Going The Distance
Leeds post-punk crew seize their moment on album two. By Daryl Easlea
Yard Act Where’s My Utopia? ★★★★
Zen City/island 5850836 (CD, LP)
With all the concern about follow-up albums after strong debuts, Yard Act needn’t worry. Their muchcherished Mercury-nominated 2022 debut The Overload felt jaundiced enough at times to sound like an embittered second album. The product of an old indie musical partnership – writers, lyricist James Smith and bassist Ryan Needham – who were on the verge of obsolescence. They refocused and brought their experience to bear with guitarist Sam Shipstone and drummer Jay Russell in a post-punky, sometimes funky stew, showcasing Smith’s unfathomable singspeak. Wrapping a deep-felt passion and love of life within a carapace of sneering, they effortlessly encapsulated the despair of post-lockdown Britain, with its embrace of superficiality and corruption in public office. After being garlanded through a series of small live showcases, the love for The Overload was strong and, within six months, they’d charted at No 2 in the UK and released a collaboration with Elton John.
Two years on, Yard Act could have remade The Overload many times over, but acutely aware of pop’s clock ticking, with little time to lose, it’s as if the group have leapt straight to their sixth album with Where’s My Utopia?. Signs were clearly there in their non-album 12”, The Trench Coat Museum, which came out last summer, with a video that matched every second of its eight minutes, stating on screen: “Despite their swift ascent in the music world, Yard Act were rightly dismissed as a flash in the pan bunch of sellouts. Whereabouts currently unknown.”
The ensuing singles have laid out this witty, ongoing consigning of this public image of ‘Yard Act’ to the bin. There’s Beck homage Petroleum, and the fine, funky and flippant Dream Job – no-wave meets the Blockheads – complete with choreographed promo with its almighty lines, “Step into my office all night long – welcome to the future, paranoia suits you.” Finally, We Make Hits, one of the album’s key moments, has the line, “Two broke millennial men, and we’d do it again.” Smith sings about his and Needham’s dreams coming to fruition – at the end, Smith says, “If it’s not a hit, we were being ironic.”
Whereas The Overload sounded as if it cost around £1.20 to make, Where’s My Utopia? sounds like at least £100 has been spent.
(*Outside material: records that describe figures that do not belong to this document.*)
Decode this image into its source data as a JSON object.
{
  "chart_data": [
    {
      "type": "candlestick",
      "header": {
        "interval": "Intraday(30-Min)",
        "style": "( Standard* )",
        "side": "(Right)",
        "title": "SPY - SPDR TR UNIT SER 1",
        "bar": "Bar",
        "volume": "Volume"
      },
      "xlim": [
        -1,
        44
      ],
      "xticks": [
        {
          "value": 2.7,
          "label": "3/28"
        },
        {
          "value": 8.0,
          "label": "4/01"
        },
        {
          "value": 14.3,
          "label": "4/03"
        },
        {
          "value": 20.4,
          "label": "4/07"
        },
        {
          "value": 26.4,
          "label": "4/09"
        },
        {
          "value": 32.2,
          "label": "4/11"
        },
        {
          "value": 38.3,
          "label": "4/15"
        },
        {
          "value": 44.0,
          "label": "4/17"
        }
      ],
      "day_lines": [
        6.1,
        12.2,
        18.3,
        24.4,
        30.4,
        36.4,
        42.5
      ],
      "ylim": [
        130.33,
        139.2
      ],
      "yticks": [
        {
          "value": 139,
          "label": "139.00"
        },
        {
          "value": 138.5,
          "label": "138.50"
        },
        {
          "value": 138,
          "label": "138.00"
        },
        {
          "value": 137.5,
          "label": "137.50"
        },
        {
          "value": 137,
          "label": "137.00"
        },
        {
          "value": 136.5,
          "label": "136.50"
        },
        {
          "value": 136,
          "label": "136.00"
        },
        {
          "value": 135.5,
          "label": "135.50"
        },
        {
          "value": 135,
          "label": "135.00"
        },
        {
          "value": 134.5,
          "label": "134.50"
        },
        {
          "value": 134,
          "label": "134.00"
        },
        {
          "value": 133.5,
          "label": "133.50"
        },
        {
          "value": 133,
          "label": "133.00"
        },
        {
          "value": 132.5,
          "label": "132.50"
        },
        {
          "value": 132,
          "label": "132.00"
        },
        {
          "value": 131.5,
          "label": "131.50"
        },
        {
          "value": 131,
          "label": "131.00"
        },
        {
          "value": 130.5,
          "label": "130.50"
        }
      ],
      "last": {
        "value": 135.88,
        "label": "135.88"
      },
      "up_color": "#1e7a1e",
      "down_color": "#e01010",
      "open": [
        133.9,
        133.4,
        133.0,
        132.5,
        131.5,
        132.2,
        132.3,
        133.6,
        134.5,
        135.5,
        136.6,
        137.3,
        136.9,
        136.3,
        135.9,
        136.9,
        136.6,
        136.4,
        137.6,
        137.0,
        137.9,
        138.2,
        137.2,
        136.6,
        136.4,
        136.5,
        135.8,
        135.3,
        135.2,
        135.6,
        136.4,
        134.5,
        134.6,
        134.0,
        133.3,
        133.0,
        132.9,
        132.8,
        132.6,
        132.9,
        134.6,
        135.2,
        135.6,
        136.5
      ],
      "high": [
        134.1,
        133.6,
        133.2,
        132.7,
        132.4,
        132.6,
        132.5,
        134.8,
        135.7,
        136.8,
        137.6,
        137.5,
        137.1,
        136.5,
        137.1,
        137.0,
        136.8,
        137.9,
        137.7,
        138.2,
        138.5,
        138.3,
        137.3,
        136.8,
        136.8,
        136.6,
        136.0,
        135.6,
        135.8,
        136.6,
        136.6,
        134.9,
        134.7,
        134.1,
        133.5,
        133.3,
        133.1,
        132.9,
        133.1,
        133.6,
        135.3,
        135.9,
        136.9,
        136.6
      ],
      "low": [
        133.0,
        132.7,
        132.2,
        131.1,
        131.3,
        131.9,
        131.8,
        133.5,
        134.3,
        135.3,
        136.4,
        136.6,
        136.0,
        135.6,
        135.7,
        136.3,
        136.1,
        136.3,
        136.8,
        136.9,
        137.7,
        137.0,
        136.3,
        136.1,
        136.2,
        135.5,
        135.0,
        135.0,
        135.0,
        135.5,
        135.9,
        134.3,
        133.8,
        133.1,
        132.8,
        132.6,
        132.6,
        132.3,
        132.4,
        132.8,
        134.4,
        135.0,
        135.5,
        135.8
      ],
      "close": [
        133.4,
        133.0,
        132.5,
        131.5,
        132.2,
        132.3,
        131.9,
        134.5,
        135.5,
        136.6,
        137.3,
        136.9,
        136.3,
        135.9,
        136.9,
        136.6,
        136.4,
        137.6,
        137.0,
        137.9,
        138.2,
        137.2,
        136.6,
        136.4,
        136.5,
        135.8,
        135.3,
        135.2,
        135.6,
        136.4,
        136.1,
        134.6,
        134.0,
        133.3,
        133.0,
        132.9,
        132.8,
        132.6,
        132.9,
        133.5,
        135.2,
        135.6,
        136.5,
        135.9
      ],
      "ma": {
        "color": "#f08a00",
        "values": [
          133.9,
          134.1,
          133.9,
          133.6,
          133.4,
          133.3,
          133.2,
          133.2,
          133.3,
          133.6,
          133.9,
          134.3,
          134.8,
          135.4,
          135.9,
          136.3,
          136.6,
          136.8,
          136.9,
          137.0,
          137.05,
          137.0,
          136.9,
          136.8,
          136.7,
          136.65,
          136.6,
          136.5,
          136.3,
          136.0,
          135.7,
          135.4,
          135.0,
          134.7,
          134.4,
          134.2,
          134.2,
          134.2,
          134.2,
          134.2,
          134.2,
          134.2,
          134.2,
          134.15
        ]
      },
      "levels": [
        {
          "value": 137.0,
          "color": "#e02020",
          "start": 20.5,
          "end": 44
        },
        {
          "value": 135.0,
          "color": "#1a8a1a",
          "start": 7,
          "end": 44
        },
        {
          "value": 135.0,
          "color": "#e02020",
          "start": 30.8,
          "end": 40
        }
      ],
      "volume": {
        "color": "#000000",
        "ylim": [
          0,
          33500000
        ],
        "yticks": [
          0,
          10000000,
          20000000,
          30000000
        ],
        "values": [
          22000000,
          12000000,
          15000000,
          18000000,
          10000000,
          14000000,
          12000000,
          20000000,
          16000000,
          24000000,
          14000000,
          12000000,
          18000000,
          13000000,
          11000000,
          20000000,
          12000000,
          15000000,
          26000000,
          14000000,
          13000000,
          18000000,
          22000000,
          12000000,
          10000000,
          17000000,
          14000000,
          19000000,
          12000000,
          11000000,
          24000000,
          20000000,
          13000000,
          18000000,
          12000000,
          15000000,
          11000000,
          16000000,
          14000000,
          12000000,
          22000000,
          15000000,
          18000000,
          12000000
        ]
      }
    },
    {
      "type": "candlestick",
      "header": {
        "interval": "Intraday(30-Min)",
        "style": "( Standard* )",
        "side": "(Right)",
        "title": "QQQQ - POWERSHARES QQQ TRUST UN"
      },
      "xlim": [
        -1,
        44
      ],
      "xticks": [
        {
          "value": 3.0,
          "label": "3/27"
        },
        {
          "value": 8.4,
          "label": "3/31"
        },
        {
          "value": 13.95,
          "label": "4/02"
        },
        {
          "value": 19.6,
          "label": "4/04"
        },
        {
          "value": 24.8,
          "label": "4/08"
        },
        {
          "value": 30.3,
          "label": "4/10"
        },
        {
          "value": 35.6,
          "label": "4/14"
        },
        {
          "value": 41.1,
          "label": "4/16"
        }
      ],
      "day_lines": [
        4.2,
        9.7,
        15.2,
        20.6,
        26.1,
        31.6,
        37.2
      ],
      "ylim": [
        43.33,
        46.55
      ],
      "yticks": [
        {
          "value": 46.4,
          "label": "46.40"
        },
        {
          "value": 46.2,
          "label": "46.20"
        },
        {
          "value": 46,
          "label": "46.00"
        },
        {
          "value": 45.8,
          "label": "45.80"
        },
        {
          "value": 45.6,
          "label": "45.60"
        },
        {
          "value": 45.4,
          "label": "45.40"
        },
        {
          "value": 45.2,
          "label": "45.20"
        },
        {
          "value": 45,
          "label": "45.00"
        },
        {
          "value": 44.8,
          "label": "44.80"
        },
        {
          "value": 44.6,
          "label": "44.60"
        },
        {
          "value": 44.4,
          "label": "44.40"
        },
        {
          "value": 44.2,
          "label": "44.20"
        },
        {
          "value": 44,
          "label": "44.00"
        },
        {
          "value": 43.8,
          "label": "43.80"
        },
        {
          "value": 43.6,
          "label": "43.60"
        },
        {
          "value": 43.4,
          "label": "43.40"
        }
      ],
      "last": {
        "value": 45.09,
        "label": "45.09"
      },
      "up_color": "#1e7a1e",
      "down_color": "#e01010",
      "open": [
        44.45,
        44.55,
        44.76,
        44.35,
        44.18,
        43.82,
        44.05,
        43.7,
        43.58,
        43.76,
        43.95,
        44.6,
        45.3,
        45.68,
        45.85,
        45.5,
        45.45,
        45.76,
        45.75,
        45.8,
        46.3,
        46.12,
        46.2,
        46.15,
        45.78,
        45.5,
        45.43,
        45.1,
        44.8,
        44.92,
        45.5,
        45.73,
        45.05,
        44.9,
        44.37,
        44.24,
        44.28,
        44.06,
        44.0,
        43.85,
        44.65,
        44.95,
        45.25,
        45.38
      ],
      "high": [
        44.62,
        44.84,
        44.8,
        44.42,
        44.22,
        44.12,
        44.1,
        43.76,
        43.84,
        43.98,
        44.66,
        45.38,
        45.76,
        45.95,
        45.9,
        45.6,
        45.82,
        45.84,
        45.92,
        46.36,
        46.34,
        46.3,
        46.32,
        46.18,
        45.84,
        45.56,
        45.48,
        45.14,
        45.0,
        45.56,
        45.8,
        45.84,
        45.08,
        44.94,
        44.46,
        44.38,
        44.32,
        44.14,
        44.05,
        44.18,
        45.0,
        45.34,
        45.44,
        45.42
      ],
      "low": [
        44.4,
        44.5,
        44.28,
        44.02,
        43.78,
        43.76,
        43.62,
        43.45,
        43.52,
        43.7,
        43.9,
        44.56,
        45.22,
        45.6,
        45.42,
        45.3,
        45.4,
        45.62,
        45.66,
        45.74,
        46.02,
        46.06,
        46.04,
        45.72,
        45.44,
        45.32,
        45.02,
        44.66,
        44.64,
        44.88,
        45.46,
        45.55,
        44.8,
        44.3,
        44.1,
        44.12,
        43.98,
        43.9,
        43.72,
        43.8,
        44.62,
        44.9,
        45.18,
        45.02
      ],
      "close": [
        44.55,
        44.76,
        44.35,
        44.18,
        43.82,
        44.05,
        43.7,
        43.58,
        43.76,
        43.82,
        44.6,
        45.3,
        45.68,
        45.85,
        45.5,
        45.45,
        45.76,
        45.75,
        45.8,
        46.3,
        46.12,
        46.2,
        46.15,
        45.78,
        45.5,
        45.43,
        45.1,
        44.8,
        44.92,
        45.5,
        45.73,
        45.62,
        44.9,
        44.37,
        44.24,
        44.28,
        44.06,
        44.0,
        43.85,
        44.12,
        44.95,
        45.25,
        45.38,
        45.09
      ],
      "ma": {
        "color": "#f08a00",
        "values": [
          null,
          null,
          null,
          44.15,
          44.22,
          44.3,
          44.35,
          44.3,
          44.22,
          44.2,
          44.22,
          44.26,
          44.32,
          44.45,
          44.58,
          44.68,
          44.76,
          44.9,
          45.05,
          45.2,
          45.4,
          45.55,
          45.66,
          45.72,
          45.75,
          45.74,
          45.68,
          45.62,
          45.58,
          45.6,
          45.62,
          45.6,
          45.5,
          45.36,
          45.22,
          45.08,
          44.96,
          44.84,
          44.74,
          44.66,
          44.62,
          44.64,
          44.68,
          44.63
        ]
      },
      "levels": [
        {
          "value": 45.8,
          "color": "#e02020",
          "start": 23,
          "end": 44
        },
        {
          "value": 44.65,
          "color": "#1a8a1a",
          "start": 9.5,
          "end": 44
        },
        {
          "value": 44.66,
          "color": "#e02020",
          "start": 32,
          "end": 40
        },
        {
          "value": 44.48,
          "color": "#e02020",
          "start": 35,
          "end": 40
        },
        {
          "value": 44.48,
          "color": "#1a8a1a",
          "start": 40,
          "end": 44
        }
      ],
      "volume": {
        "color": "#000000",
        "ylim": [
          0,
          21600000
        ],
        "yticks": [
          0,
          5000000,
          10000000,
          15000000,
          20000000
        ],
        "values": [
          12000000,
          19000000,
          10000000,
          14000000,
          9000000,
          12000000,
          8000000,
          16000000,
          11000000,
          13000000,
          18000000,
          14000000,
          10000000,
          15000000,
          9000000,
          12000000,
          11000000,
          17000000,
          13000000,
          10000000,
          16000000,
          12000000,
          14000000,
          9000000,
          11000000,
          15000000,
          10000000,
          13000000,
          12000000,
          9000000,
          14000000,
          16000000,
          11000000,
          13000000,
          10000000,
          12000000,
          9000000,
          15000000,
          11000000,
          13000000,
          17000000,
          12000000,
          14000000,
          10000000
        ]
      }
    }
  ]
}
Co-produced with Gorillaz’ Remi Kabaka Jr, it has all the unpredictability of the cartoon collective’s records, adding colour and texture to Yard Act’s spindly groove. On one level, it is one very long naval gaze, a realisation that achieving recognition for what a band does isn’t entirely worth it. Smith declares, on An illusion, that after achieving success, he “started self-destructing, buying fridge magnets everywhere I went to prove I’ve been... it’s fucking disgusting.” The detail of the album’s centrepiece, Blackpool Illuminations, continues The Overload’s manifesto of hilarity and heartbreak; a lengthy, detailed recollection of a childhood trip to the resort, in which Smith splits his lip and goes tripping on painkillers.
Like 100% Endurance at the end of The Overload, the author’s message rings through: “I don’t know, I’m never going to get my utopia/i don’t need my utopia, because the unknown is the only hope for a brighter future.”
Overall, the album’s sense of play is strong and, like its predecessor, the good ultimately wins out. The kitchen sink is often thrown in, too – ironic samples from the ‘Scottish play’, scratching, cut-ups, possible swipes at the group’s Fall comparisons: Grifter’s Grief = Cruiser’s Creek? The phrase, “This nation’s saving grace” is used as well. Even at his most scathing, James Smith is a warm and amusing narrator, and the band, aided by Kabaka Jr, play as if their life depended upon it. Where’s My Utopia? could join that select pantheon of hand-biting second albums such as De La Soul Is Dead, Paul’s Boutique by the Beasties and Beauty Stab by ABC that, although initially misunderstood, have gone on to be regarded as career peaks. Let’s see.